Alturas redux.

Monday

I mailed our [fake, Democrat, primary] ballots from Gerlach,

turned around and headed north

across the Flat of Ducks to Surprise Valley, Eagleville and over Cedar Pass to Alturas where

after wandering gobsmacked through Big Savers on Main [where it seems the only Saver must be the proprietor as although the two storefronts are stuffed to the ceilings and through the block with, well, stuff of every description it’s all priced too aspirationally to represent any

possible sales or savings] I did our week’s grocery shopping and after deciding against

Thai lunch went in rain over the pass for gas and down the valley where a little after Eagleville a lost looking dog was wandering south on the highway…soon after a pickup towing a stock trailer came up from the other direction with three border collies eagerly leaning out of the bed

in search of seeking their lost workmate, hopefully, after which

I stopped at Duck Flat for half an avocado with salsa, then continued on 447

to the beginnings of the Buffs where a motorhome abandoned on its way to Burning Man sits lonely as winds howl through busted windows and Mormon Crickets stagger around it on

the pavement, which I followed home to a minimalist meal and another week of watercolors,

walks

and Tuesday night an indulgent dinner of news, Sicilian plans and book recommendations

with John and Rachel from the pottery down the road.
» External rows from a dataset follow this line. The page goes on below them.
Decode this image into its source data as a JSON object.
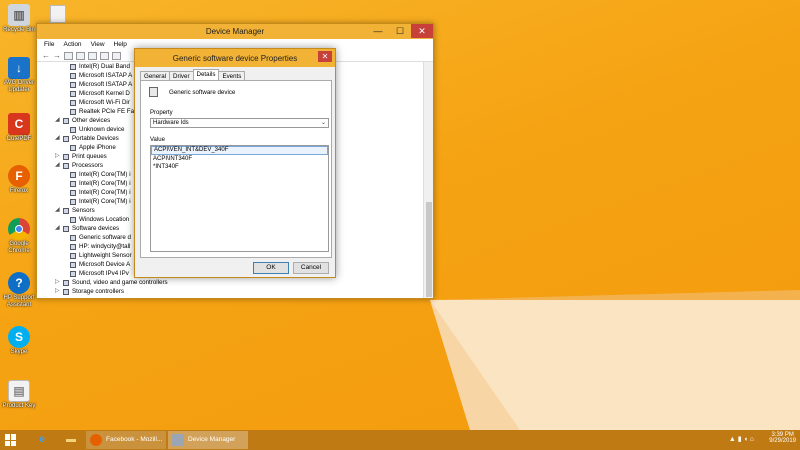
{
  "desktop": {
    "icons": [
      {
        "label": "Recycle Bin",
        "color": "#cfd6dd",
        "glyph": "🗑"
      },
      {
        "label": "AVG Driver Updater",
        "color": "#1a73c9",
        "glyph": "↓"
      },
      {
        "label": "CutePDF",
        "color": "#d9361e",
        "glyph": "C"
      },
      {
        "label": "Firefox",
        "color": "#e66000",
        "glyph": "F"
      },
      {
        "label": "Google Chrome",
        "color": "#2f9e44",
        "glyph": "◉"
      },
      {
        "label": "HP Support Assistant",
        "color": "#0f6fc6",
        "glyph": "?"
      },
      {
        "label": "Skype",
        "color": "#00aff0",
        "glyph": "S"
      },
      {
        "label": "Product Key",
        "color": "#f2f2f2",
        "glyph": "▤"
      }
    ]
  },
  "devmgr": {
    "title": "Device Manager",
    "menu": [
      "File",
      "Action",
      "View",
      "Help"
    ],
    "minimize": "—",
    "maximize": "☐",
    "close": "✕",
    "tree": [
      {
        "indent": 2,
        "expander": "",
        "label": "Intel(R) Dual Band"
      },
      {
        "indent": 2,
        "expander": "",
        "label": "Microsoft ISATAP A"
      },
      {
        "indent": 2,
        "expander": "",
        "label": "Microsoft ISATAP A"
      },
      {
        "indent": 2,
        "expander": "",
        "label": "Microsoft Kernel D"
      },
      {
        "indent": 2,
        "expander": "",
        "label": "Microsoft Wi-Fi Dir"
      },
      {
        "indent": 2,
        "expander": "",
        "label": "Realtek PCIe FE Far"
      },
      {
        "indent": 1,
        "expander": "◢",
        "label": "Other devices"
      },
      {
        "indent": 2,
        "expander": "",
        "label": "Unknown device"
      },
      {
        "indent": 1,
        "expander": "◢",
        "label": "Portable Devices"
      },
      {
        "indent": 2,
        "expander": "",
        "label": "Apple iPhone"
      },
      {
        "indent": 1,
        "expander": "▷",
        "label": "Print queues"
      },
      {
        "indent": 1,
        "expander": "◢",
        "label": "Processors"
      },
      {
        "indent": 2,
        "expander": "",
        "label": "Intel(R) Core(TM) i"
      },
      {
        "indent": 2,
        "expander": "",
        "label": "Intel(R) Core(TM) i"
      },
      {
        "indent": 2,
        "expander": "",
        "label": "Intel(R) Core(TM) i"
      },
      {
        "indent": 2,
        "expander": "",
        "label": "Intel(R) Core(TM) i"
      },
      {
        "indent": 1,
        "expander": "◢",
        "label": "Sensors"
      },
      {
        "indent": 2,
        "expander": "",
        "label": "Windows Location"
      },
      {
        "indent": 1,
        "expander": "◢",
        "label": "Software devices"
      },
      {
        "indent": 2,
        "expander": "",
        "label": "Generic software d"
      },
      {
        "indent": 2,
        "expander": "",
        "label": "HP: windycity@tall"
      },
      {
        "indent": 2,
        "expander": "",
        "label": "Lightweight Sensor"
      },
      {
        "indent": 2,
        "expander": "",
        "label": "Microsoft Device A"
      },
      {
        "indent": 2,
        "expander": "",
        "label": "Microsoft IPv4 IPv"
      },
      {
        "indent": 1,
        "expander": "▷",
        "label": "Sound, video and game controllers"
      },
      {
        "indent": 1,
        "expander": "▷",
        "label": "Storage controllers"
      }
    ]
  },
  "props": {
    "title": "Generic software device Properties",
    "close": "✕",
    "tabs": [
      "General",
      "Driver",
      "Details",
      "Events"
    ],
    "device_name": "Generic software device",
    "property_label": "Property",
    "property_value": "Hardware Ids",
    "value_label": "Value",
    "values": [
      "ACPI\\VEN_INT&DEV_340F",
      "ACPI\\INT340F",
      "*INT340F"
    ],
    "ok": "OK",
    "cancel": "Cancel"
  },
  "taskbar": {
    "firefox_task": "Facebook - Mozill...",
    "devmgr_task": "Device Manager",
    "tray_icons": "▲ ▮ ◖ ⌂",
    "time": "3:39 PM",
    "date": "9/29/2019"
  }
}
The morning after, circumnavigating the lower pond counterclockwise, I visited Sand Hill with its benches of 35 year old dunnage

from the COMEF Shipyard in Chalon sur Saône, first repurposed as the centers of Linda’s “Some Models of the Universe”*, later as the Sand Hill seating before

going down around the pond.

After dinner went out and closed the gate left open for that FedEx jerk who never came…I

won’t do that for him again but the evening was nice, trains kept going by across the desert

and then came the Terminator. So to all a g’nite.

 

* “Some Models for/of the Universe” were built on the shipyard’s Valgrit** encrusted shore of the river Saône in the summer of 1991 during a La Vie des Formes residency. The wood centers were subsequently replaced with similarly sized rectangular glass prisms.

**Valgrit was the volcanic-like black sand they used for sandblasting.